The FDA has officially designated psilocybin as a breakthrough drug. This will make it possible to legally deploy clinical trials of extracts from hallucinogenic mushrooms for the treatment of a serious ailment of our time - chronic depression. The safety of small doses of psilocybin for the human body has already been officially proven earlier.
The term “breakthrough therapy” was introduced in 2012 as a way to bypass bureaucracy and give doctors a chance to validate controversial treatments in a fast-track manner. This method does not guarantee the emergence of a new drug, but it allows testing exotic methods in a clinical setting if they have real benefits in the treatment of a specific disease. In the case of psilocybin and depression, unofficial research has been going on for decades and its effectiveness has long been proven - in words.

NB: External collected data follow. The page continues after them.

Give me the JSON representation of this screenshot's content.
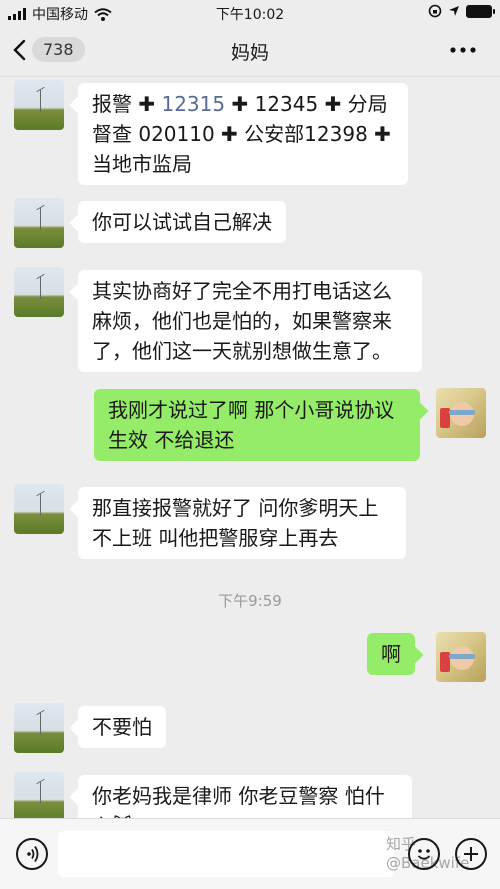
{
  "status_bar": {
    "carrier": "中国移动",
    "time": "下午10:02",
    "battery_level": 1.0
  },
  "nav": {
    "back_count": "738",
    "title": "妈妈"
  },
  "messages": [
    {
      "from": "other",
      "parts": [
        "报警 ✚ ",
        "12315",
        " ✚ 12345 ✚ 分局督查 020110 ✚ 公安部12398 ✚ 当地市监局"
      ]
    },
    {
      "from": "other",
      "text": "你可以试试自己解决"
    },
    {
      "from": "other",
      "text": "其实协商好了完全不用打电话这么麻烦，他们也是怕的，如果警察来了，他们这一天就别想做生意了。"
    },
    {
      "from": "self",
      "text": "我刚才说过了啊 那个小哥说协议生效 不给退还"
    },
    {
      "from": "other",
      "text": "那直接报警就好了 问你爹明天上不上班 叫他把警服穿上再去"
    },
    {
      "timestamp": "下午9:59"
    },
    {
      "from": "self",
      "text": "啊"
    },
    {
      "from": "other",
      "text": "不要怕"
    },
    {
      "from": "other",
      "text": "你老妈我是律师 你老豆警察 怕什么😸"
    }
  ],
  "input_bar": {
    "watermark": "知乎 @Baekwife"
  },
  "icons": {
    "voice": "voice-icon",
    "emoji": "emoji-icon",
    "plus": "plus-icon",
    "back": "chevron-left-icon",
    "more": "more-icon",
    "wifi": "wifi-icon",
    "lock": "rotation-lock-icon",
    "location": "location-icon"
  },
  "colors": {
    "bubble_self": "#95ec69",
    "bubble_other": "#ffffff",
    "background": "#ededed",
    "link": "#576b95"
  }
}
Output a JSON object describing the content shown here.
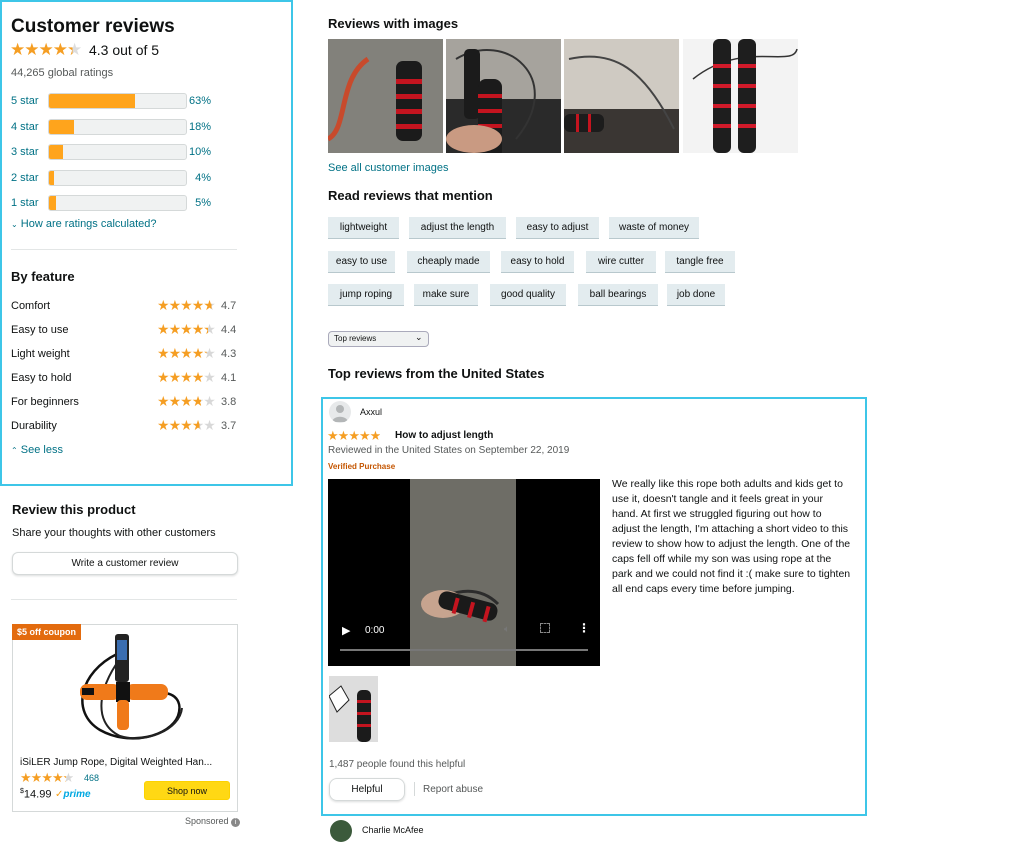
{
  "customer_reviews": {
    "title": "Customer reviews",
    "rating_text": "4.3 out of 5",
    "rating": 4.3,
    "global_ratings": "44,265 global ratings",
    "histogram": [
      {
        "label": "5 star",
        "percent_text": "63%",
        "percent": 63
      },
      {
        "label": "4 star",
        "percent_text": "18%",
        "percent": 18
      },
      {
        "label": "3 star",
        "percent_text": "10%",
        "percent": 10
      },
      {
        "label": "2 star",
        "percent_text": "4%",
        "percent": 4
      },
      {
        "label": "1 star",
        "percent_text": "5%",
        "percent": 5
      }
    ],
    "how_calculated": "How are ratings calculated?"
  },
  "by_feature": {
    "title": "By feature",
    "items": [
      {
        "name": "Comfort",
        "value": "4.7",
        "rating": 4.7
      },
      {
        "name": "Easy to use",
        "value": "4.4",
        "rating": 4.4
      },
      {
        "name": "Light weight",
        "value": "4.3",
        "rating": 4.3
      },
      {
        "name": "Easy to hold",
        "value": "4.1",
        "rating": 4.1
      },
      {
        "name": "For beginners",
        "value": "3.8",
        "rating": 3.8
      },
      {
        "name": "Durability",
        "value": "3.7",
        "rating": 3.7
      }
    ],
    "see_less": "See less"
  },
  "review_product": {
    "title": "Review this product",
    "subtitle": "Share your thoughts with other customers",
    "button": "Write a customer review"
  },
  "ad": {
    "coupon": "$5 off coupon",
    "title": "iSiLER Jump Rope, Digital Weighted Han...",
    "rating": 4.3,
    "count": "468",
    "price_symbol": "$",
    "price": "14.99",
    "prime": "prime",
    "button": "Shop now",
    "sponsored": "Sponsored",
    "accent_color": "#e36b0e"
  },
  "images_section": {
    "title": "Reviews with images",
    "see_all": "See all customer images"
  },
  "mentions": {
    "title": "Read reviews that mention",
    "rows": [
      [
        "lightweight",
        "adjust the length",
        "easy to adjust",
        "waste of money"
      ],
      [
        "easy to use",
        "cheaply made",
        "easy to hold",
        "wire cutter",
        "tangle free"
      ],
      [
        "jump roping",
        "make sure",
        "good quality",
        "ball bearings",
        "job done"
      ]
    ]
  },
  "sort": {
    "selected": "Top reviews"
  },
  "top_reviews_title": "Top reviews from the United States",
  "review": {
    "reviewer": "Axxul",
    "rating": 5,
    "title": "How to adjust length",
    "date": "Reviewed in the United States on September 22, 2019",
    "verified": "Verified Purchase",
    "video_time": "0:00",
    "body": "We really like this rope both adults and kids get to use it, doesn't tangle and it feels great in your hand. At first we struggled figuring out how to adjust the length, I'm attaching a short video to this review to show how to adjust the length. One of the caps fell off while my son was using rope at the park and we could not find it :( make sure to tighten all end caps every time before jumping.",
    "helpful_count": "1,487 people found this helpful",
    "helpful_button": "Helpful",
    "report": "Report abuse"
  },
  "next_reviewer": "Charlie McAfee",
  "colors": {
    "star": "#f59e23",
    "bar_fill": "#ffa41c",
    "link": "#007185",
    "highlight_box": "#3ec6e8"
  }
}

Now there is a chance to legitimize this practice.
Some experts are frankly surprised by this step by the state, because the recognition of psilocybin as a reliable drug will force the redesign of the restrictive protocol No. 1 (Schedule 1 control). It bans the importation and distribution of addictive substances into the United States, even if they have great medical potential. When marijuana was officially recognized as a drug and recommended to patients, officials made an “exception of exceptions” for the single cannabidiol, Epidiolex, but never changed the protocol.
If psilocybin becomes a cure, major reforms in American medicine are inevitable, and it will surely ricochet around the rest of the world. For example, already now, many physicians and biologists are working on collecting evidence that will redraw the old criteria for assessing drugs and the dangers of drug addiction. Indeed, if in practice people often survive for decades, compensating for health problems by taking illegal drugs, then it is illogical to continue to take the archaic position of total prohibition of all narcotic substances.